Exact Linear Attention - 专知论文

This paper introduces Exact Linear Attention (ELA), a mechanism that achieves linear computational complexity for Transformer attention by exploiting the exact decomposition property of kernel functions, thereby eliminating approximation error. We identify and address two key limitations of prior linear attention -- gradient explosion and token attention dilution -- by imposing kernel constraints that ensure non-negativity, discriminability, and geometric interpretability. Several kernel functions are proposed, including the Hadamard Exp Kernel, Summation Squared Euclidean Distance Kernel, and Subtraction Squared Euclidean Distance Kernel, each tailored for specific attention behaviors. Beyond the core attention formulation, the paper presents three engineering innovations: (1) a Hyper-Link structure that replaces traditional residual connections to mitigate gradient degradation; (2) a Memory Lobe module based on bidirectional linear attention, which captures "transformation flow" across layers to implement qualitative memory and an implicit reinforcement learning paradigm; and (3) a routing-score-based bias mechanism for Mixture-of-Experts (MoE) to improve interpretability and semantic alignment. Experimental results demonstrate that ELA achieves up to 6x faster decoding speed and 75% reduction in KV cache memory usage compared to full attention, while maintaining comparable or superior training performance. The proposed memory module accelerates convergence and enhances generalization. Furthermore, we extend the linear attention principle to vision models, yielding YOLO-LAT, which attains up to 4.3x GPU inference speedup and 7.9x parameter reduction with competitive detection accuracy. These results underline the broad applicability of exact linear attention for scaling Transformer models to ultra-long sequences and efficient visual tasks.

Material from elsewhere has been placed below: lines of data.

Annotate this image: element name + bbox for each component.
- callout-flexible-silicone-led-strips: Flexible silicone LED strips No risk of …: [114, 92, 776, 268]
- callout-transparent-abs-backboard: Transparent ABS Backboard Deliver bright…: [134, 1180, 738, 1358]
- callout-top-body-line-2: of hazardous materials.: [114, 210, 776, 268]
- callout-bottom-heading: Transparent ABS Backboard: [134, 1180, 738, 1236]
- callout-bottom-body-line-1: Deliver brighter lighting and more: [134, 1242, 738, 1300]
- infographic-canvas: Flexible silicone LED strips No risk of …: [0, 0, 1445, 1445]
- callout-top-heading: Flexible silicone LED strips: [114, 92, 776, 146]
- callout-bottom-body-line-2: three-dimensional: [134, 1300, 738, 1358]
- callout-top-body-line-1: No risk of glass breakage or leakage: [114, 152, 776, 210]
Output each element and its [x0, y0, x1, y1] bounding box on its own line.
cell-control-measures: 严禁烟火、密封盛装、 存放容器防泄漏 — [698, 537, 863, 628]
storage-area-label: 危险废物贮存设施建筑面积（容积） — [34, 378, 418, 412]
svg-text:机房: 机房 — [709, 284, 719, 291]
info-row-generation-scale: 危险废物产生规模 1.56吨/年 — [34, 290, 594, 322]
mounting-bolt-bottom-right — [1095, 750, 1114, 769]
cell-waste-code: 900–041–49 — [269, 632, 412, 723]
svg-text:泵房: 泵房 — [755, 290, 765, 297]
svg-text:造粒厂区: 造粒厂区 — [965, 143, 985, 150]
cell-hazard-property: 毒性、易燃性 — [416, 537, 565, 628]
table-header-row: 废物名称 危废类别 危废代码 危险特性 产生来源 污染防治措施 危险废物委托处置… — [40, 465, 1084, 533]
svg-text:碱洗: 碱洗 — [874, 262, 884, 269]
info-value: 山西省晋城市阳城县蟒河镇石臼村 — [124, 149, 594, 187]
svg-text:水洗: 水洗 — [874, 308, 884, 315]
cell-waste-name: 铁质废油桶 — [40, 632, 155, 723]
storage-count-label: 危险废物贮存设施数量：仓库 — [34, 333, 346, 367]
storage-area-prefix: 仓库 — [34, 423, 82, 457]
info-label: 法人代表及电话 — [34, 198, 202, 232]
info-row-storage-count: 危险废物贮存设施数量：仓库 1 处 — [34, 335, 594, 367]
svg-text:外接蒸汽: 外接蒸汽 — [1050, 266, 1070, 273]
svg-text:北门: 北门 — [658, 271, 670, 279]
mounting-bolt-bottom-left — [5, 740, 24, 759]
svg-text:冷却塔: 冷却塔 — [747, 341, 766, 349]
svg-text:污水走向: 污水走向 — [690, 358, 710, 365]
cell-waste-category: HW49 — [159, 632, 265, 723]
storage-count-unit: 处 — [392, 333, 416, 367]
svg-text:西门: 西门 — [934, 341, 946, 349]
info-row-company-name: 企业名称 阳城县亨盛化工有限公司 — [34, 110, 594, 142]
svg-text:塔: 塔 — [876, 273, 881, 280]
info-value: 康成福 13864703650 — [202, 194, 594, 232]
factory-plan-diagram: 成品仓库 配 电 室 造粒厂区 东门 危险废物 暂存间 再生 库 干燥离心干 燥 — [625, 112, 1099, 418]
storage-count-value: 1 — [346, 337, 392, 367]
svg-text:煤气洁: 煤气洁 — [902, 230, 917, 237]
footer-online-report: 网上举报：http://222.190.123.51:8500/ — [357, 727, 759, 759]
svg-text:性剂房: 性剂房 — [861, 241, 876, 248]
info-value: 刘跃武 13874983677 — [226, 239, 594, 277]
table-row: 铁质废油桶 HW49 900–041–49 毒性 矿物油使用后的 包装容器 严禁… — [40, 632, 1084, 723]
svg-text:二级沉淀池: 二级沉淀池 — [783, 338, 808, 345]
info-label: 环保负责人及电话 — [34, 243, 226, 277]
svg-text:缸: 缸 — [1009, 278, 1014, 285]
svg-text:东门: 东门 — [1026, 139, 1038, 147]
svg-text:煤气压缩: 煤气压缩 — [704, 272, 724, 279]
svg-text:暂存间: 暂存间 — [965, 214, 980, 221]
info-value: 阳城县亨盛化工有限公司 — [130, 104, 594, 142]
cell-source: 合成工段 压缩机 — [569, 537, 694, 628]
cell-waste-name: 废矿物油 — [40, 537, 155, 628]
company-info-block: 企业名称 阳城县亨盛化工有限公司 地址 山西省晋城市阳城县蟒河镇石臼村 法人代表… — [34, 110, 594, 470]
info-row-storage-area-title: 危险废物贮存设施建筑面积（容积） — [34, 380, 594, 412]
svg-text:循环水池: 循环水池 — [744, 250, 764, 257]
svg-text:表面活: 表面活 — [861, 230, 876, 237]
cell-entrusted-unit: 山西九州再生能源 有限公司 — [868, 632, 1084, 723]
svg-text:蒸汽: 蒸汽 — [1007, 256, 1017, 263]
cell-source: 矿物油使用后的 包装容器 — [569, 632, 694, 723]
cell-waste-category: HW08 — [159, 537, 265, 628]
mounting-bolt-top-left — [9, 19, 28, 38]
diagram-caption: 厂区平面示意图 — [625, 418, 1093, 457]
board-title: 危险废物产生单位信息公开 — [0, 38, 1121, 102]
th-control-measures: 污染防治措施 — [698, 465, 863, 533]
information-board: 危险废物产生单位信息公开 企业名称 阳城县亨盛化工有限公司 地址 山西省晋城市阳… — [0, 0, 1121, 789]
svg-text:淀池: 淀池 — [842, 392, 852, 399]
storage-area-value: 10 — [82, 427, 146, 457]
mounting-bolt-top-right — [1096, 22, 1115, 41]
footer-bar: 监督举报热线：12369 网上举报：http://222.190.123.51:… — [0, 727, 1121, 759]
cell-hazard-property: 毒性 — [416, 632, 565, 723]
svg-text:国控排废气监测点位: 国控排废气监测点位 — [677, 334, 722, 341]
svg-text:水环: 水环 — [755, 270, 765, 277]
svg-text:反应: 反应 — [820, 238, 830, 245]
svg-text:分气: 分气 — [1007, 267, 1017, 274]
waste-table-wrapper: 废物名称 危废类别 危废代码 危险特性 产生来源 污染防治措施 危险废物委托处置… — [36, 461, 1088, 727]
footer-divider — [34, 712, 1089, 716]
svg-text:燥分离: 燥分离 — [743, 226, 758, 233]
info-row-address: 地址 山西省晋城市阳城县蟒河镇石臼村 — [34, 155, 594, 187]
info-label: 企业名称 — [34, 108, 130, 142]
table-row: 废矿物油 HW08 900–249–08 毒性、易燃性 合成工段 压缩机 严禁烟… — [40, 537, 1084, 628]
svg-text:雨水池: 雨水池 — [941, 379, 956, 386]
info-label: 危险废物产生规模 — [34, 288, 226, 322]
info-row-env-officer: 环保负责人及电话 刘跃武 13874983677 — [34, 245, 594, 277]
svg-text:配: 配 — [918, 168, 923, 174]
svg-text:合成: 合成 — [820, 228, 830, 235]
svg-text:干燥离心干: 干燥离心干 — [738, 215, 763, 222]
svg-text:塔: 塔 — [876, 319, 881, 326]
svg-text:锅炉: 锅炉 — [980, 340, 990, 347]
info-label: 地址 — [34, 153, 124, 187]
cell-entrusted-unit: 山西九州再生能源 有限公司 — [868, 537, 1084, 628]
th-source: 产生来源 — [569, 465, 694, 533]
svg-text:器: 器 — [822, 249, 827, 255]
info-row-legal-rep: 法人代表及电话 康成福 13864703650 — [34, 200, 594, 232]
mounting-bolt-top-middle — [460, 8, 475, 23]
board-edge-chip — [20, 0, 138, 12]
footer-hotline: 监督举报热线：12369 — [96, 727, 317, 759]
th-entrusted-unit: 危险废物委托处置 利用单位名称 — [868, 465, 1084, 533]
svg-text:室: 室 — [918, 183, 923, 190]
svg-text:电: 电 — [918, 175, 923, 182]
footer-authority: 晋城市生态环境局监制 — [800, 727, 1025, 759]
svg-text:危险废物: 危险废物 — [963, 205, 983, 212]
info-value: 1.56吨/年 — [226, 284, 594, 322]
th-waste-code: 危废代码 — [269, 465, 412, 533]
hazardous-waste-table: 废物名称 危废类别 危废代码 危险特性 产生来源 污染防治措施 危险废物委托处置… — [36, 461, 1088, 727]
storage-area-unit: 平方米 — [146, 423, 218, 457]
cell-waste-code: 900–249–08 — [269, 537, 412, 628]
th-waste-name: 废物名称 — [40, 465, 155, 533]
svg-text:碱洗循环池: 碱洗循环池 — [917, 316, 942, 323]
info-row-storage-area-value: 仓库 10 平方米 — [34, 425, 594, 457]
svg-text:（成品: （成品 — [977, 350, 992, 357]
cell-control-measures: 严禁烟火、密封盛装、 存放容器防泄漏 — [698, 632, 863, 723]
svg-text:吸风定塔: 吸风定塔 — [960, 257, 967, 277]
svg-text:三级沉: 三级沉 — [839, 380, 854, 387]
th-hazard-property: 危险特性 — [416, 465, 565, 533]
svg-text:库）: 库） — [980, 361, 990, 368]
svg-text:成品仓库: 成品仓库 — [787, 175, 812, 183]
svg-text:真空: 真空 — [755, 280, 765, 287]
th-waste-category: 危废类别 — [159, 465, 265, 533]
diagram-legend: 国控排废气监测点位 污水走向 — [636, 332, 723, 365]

翻译：本文提出精确线性注意力（Exact Linear Attention, ELA），一种利用核函数的精确分解特性实现Transformer注意力线性计算复杂度的机制，从而消除近似误差。我们识别并解决了先前线性注意力的两个关键局限性——梯度爆炸与令牌注意力稀释——通过施加核函数约束确保非负性、可判别性和几何可解释性。我们提出了多种核函数，包括Hadamard指数核、求和平方欧氏距离核与差分平方欧氏距离核，每种核函数针对特定注意力行为设计。除核心注意力公式外，本文还介绍了三项工程创新：(1) 超链接结构替代传统残差连接以缓解梯度退化；(2) 基于双向线性注意力的记忆叶模块，跨层捕捉"变换流"以实现定性记忆和隐式强化学习范式；(3) 基于路由分数的混合专家（MoE）偏置机制，提升可解释性和语义对齐。实验结果表明，与完整注意力相比，ELA在保持相当或更优训练性能的同时，实现了最高6倍解码速度提升和75% KV缓存内存减少。所提出的记忆模块可加速收敛并增强泛化能力。此外，我们将线性注意力原理扩展至视觉模型，提出YOLO-LAT，在保持竞争性检测精度的同时，实现了最高4.3倍GPU推理加速和7.9倍参数量减少。这些结果突显了精确线性注意力在将Transformer模型扩展至超长序列及高效视觉任务中的广泛适用性。